Sur le fond – violation de l’article 6§1 : La Cour constate que la procédure criminelle
française présente un certain nombre de garanties pour les accusés, comme l’information, le
débat contradictoire ou encore l’égalité des armes. En outre, elle souligne qu’il est possible de
contester une décision de Cour d’assises, puisqu’un pourvoi en cassation est possible. Elle
examine ensuite de façon conjointe l’acte de mise en accusation, et les questions posées au
jury. La Cour prend en compte le fait que l’acte de mise en accusation a été rédigé de manière
circonstanciée, et qu’ensuite, les charges ont été débattues pendant 24 jours. Elle rappelle
l’importance des questions adressées au jury étant donné qu’il ne dispose pas du dossier de la
procédure. Elle prend note du fait qu’en raison des réponses apportées aux questions et de
l’acte d’accusation qui établissait clairement qu’il avait commis les faits reprochés, le
requérant ne pouvait pas ignorer l’issue du jugement.
Solution rendue par la Cour : La Cour estime que « le requérant a disposé de garanties
suffisantes lui permettant de comprendre le verdict de condamnation qui a été prononcé à son
encontre. » La Cour rejette le grief du requérant fondé sur l’article 6§1.
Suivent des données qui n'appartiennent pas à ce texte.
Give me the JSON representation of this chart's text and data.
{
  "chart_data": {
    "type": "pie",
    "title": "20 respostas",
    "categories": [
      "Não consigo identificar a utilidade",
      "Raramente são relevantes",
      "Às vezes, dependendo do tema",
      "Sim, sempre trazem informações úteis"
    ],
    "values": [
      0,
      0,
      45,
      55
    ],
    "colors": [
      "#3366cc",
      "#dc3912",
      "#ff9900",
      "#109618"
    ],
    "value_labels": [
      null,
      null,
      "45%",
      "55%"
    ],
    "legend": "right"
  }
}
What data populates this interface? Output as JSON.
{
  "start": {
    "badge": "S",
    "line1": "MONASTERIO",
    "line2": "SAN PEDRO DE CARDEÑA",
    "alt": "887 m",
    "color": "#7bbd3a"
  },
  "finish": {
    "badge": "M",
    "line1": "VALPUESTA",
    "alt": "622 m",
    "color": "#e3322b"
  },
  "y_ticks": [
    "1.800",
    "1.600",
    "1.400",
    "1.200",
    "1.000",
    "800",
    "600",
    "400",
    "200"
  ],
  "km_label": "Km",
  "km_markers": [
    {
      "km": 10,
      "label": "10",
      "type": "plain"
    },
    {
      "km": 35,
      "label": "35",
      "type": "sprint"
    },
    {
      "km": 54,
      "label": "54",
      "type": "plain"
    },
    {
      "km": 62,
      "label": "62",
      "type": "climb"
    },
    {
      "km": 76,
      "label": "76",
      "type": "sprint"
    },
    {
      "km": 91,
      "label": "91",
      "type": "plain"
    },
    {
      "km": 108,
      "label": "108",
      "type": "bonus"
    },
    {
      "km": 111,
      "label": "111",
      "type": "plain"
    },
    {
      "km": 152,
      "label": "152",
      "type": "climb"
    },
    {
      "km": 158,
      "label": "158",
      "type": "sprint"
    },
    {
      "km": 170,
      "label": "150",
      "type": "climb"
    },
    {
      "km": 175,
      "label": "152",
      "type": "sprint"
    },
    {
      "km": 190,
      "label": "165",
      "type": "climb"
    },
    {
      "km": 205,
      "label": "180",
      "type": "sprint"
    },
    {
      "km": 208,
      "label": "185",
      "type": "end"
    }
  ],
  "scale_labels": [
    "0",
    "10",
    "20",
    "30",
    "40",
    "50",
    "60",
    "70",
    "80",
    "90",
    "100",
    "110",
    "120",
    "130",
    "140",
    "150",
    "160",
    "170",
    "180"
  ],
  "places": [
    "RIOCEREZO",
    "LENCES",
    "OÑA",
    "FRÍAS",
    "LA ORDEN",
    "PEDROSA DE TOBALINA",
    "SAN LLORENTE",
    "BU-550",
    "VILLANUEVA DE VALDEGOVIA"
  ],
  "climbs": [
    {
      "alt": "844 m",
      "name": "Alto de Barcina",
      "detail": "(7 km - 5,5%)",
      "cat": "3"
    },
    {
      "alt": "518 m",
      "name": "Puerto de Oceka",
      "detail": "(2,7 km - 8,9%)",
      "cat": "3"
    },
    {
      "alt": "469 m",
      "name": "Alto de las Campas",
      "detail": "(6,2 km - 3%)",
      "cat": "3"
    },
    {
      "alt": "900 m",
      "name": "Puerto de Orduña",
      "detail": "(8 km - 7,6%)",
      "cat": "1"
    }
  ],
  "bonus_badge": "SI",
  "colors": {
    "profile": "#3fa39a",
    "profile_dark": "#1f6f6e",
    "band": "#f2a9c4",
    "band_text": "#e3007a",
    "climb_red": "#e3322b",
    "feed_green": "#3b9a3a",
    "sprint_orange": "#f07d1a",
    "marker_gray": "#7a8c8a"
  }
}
Sur le fond – La violation de l’article 3 : La Cour se repose sur sa jurisprudence Vinter et
autres c. Royaume-Uni [GC], n°66069/09, 130/10 et 3896/10, CEDH2013. « Infliger à un
adulte une peine perpétuelle incompressible peut soulever une question sous l’angle de
l’article 3 de la Convention. » Si la peine est de jure et de facto incompressible, cela est
contraire à l’article 3. A cette obligation s’oppose le devoir de l’Etat, en vertu de la protection
du public, de maintenir en détention une personne qui constitue un danger, « empêcher un
délinquant de récidiver est l’une des « fonctions essentielles » d’une peine
d’emprisonnement ». Toute peine doit pouvoir être compressible, et pour cela il faut qu’elle
puisse être soumise à réexamen. Le condamné doit connaître, dès sa condamnation, les
« conditions d’accès à un tel réexamen ». La forme que doit prendre le réexamen et la durée
de détention à partir de laquelle il doit intervenir appartient cependant à la marge
d’appréciation des Etats. La Cour constate néanmoins, à la vue du droit comparé et du droit
international, que ce réexamen devrait se faire dans un délai de 25 ans au plus. Elle examine
alors les perspectives de réexamen dans le cas d’espèce. En vertu du code de procédure pénale
français, le requérant pourra bénéficier d’un aménagement de peine après 30 ans
d’incarcération. Pour se faire, le juge de l’aménagement des peines désigne un collège de
médecins pour évaluer son état de dangerosité. Puis, une commission de magistrats de la Cour
de cassation peut mettre fin à l’application de la décision spéciale de la Cour d’assises par
jugement. « L’article 720-4 prévoit un réexamen judiciaire de la période de sûreté perpétuelle,
ouvert au ministère public et au condamné, dans la perspective de contrôler si des motifs
légitimes justifient toujours le maintien en détention ». Alors, s’il est mis fin à la décision
spéciale de la Cour d’assises de n’accorder aucun aménagement de peine, le requérant pourra
prétendre à la liberté conditionnelle. La Cour note donc que le requérant bénéficie d’une
possibilité d’élargissement de sa peine, dont il a connaissance depuis sa condamnation. Si la
Cour constate que le délai de 30 ans est supérieur de 5 ans à la tendance internationale, elle
prend en compte le fait que la détention provisoire est comptabilisée. En l’espèce, le requérant
pourra saisir le juge de l’application des peines en demande de relèvement de la décision
spéciale, 26 ans après sa condamnation.
Solution de la Cour : En raison de la marge d’appréciation dont bénéficient les Etats en
matière d’aménagement de peine, et de l’existence d’une possibilité d’élargissement dès le
prononcé de la condamnation, il n’y a pas eu violation de l’article 3, car la peine à laquelle a
été condamné le requérant est considérée comme compressible.